Going Through The Motions
Heartache is a horrible thing. The true pain life brings is scary and unpredictable. I thought I knew this world was ugly when I was in college but little did I know how ugly it could really be. The vast waters of sin are beyond my comprehension. Although my eyes have seen but a taste, I can't fathom the root of where this evil really lays and nor do I want to.
"Our world is so big and scary out there" so they say in all the movies, but if that is true, than how much bigger is our God? How much bigger is our sin? How much bigger is heaven and how much bigger is hell? These are all questions that we get scared to think about, but the fascinating part is, this is all we should think about. Christ came for us, made us and wants to bring us home with Him, yet we get so distracted by the daily troubles of life forgetting about what truly matters.
There was a song on the radio other day that I haven't been able to shake from my memory. It said this: "I don't want to spend my whole life asking, what if I had given everything, instead of going through the motions." I know we all can relate to this on some level or another, especially with different seasons of our life. What a horrible feeling to come to the end of your life wishing you had given it your all...but hadn't. What if you decide today you will do your best with the Lord's help? How would your life change, what purpose would you fulfill that you wouldn't otherwise? What regrets would not be there and how many people might you have touched?
This one sentence brought such conviction to my heart but as the day progressed my motions slide quickly back into routine. I don't want to let my days be a waste, my conversations be worthless and my mind to be on things that I will never remember the next day, week or months. Being married can help gauge how you are doing. Sometimes this is a good thing and sometimes it's not. I look back on the past couple years of marriage and see how far we've come. But, in the same breath I also see how we haven't moved at all. Within those feelings I have to separate what matters and what doesn't. Evaluating the things we've come far in; is it worldly items and pleasures, or is it of value? That is a tough answer for me and if I am completely honest it's a good combination. I would rather it be of value than not. And though my combination of the two may seem good, but if you really think about it, do the worldly things even compare to heavenly things? No, not at all!

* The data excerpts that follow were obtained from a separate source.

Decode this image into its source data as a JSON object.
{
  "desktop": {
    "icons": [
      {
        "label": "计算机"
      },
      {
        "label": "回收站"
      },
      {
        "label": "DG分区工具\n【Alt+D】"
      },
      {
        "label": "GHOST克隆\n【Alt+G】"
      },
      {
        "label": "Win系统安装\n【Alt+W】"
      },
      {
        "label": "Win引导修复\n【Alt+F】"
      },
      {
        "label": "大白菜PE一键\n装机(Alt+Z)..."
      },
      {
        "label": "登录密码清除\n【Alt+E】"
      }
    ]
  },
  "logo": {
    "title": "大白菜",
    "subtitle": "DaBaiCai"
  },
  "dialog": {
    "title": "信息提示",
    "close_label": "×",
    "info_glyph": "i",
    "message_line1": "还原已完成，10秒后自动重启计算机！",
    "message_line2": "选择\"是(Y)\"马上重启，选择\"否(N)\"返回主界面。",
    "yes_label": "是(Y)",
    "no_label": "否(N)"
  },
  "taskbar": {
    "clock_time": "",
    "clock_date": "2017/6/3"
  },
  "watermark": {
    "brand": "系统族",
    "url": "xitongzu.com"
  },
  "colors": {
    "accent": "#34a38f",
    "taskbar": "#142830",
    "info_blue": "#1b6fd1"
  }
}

This doesn't mean, don't be thankful in the little things and the worldly pleasures. Christ created this world to be for His glory. I will admit, my little pleasure on a daily basis is drinking my morning cup of coffee. I get such pleasure in this and I get even more pleasure enjoying it with my husband.
Moment of Truth: Are you going through the motions, not giving it your all? How can you make little changes in your day so that when you lay your head to rest, you have confidence that whatever circumstance come your way, God will say "well done, my good and faithful servant."